As it was, if I ran the push_swap-averager 30 times in a row, I would see a slightly different result each time so I had to calculate the difference between the highest and the lowest of the 30 averages to see check if the test is reliable enough.

For example, out of 30 tests, my push_swap program ranked averages between 547 and 647. This is a "margin of error" of 100 operations, so I had to increase the number of tests (up to 15,000) to get to an acceptable margin of 10. It was taking 30 seconds now instead of 2, so I thought it was ok.

However, when I applied the same Fisher-Yates algorithm to randomize the 500 elements array, I realized the result (the measurement of the average) was not consistent enough unless the test took 5 to 10 minutes, and that is too much time.

Then I've done some research on the basics of Pseudorandomness in computer science and decided to implement the Mersenne-Twister algorithm to improve both the consistency of the average-case calculations and the execution speed of the program.

The Mersenne Twister algorithm is a well-known and widely used algorithm for generating high-quality pseudo-random numbers. It has been extensively tested and shown to be very efficient and effective at generating well-distributed permutations. It is commonly used in scientific simulations and other applications that require high-quality random number generation. That is why I chose it. You can find its implementation in the source file called mersenne_twister_algorithm.c.
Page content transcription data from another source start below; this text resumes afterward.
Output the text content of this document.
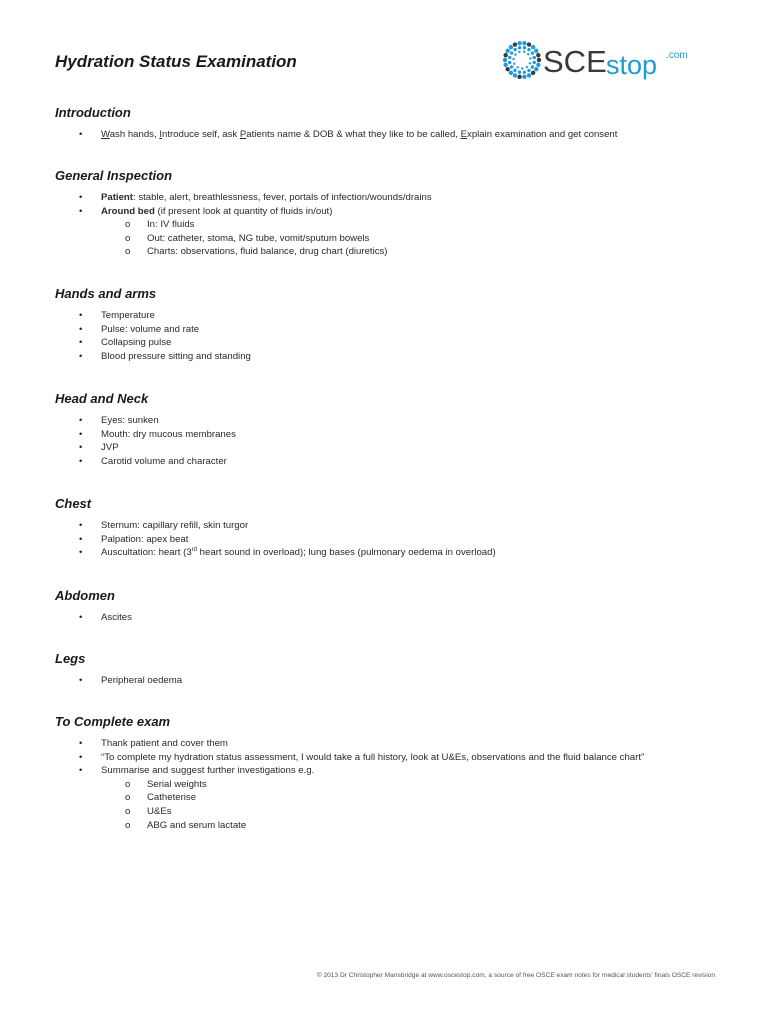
Hydration Status Examination
O
SCE stop .com
Introduction
• Wash hands, Introduce self, ask Patients name & DOB & what they like to be called, Explain examination and get consent
General Inspection
• Patient: stable, alert, breathlessness, fever, portals of infection/wounds/drains
• Around bed (if present look at quantity of fluids in/out)
o In: IV fluids
o Out: catheter, stoma, NG tube, vomit/sputum bowels
o Charts: observations, fluid balance, drug chart (diuretics)
Hands and arms
• Temperature
• Pulse: volume and rate
• Collapsing pulse
• Blood pressure sitting and standing
Head and Neck
• Eyes: sunken
• Mouth: dry mucous membranes
• JVP
• Carotid volume and character
Chest
• Sternum: capillary refill, skin turgor
• Palpation: apex beat
• Auscultation: heart (3rd heart sound in overload); lung bases (pulmonary oedema in overload)
Abdomen
• Ascites
Legs
• Peripheral oedema
To Complete exam
• Thank patient and cover them
• “To complete my hydration status assessment, I would take a full history, look at U&Es, observations and the fluid balance chart”
• Summarise and suggest further investigations e.g.
o Serial weights
o Catheterise
o U&Es
o ABG and serum lactate
© 2013 Dr Christopher Mansbridge at www.oscestop.com, a source of free OSCE exam notes for medical students’ finals OSCE revision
Now, with more well-distributed permutations the program takes 2 seconds to calculate the average of the size 100 with a margin of error of 4 operations. That is an improvement of 2400% in accuracy, without adding any extra time to the program execution.

Trivia

  • The longest English word with all its letters in alphabetical order is "aegilops," which is a type of plant.
  • Scientists have discovered a set of snow crystals that may be the first matching pair ever found, challenging the common belief that no two snowflakes are alike. The crystals were collected on a glass plate during a research flight over Wisconsin in 1986 and were found to have almost identical growth histories. The discovery raises the possibility that more identical pairs of snow crystals could be found in the future.
  • The traditional method of shuffling playing cards, known as the riffle shuffle, is not truly random. A study published in the Proceedings of the National Academy of Sciences found that if someone knows the initial order of the cards, they can predict the outcome of a riffle shuffle with high accuracy.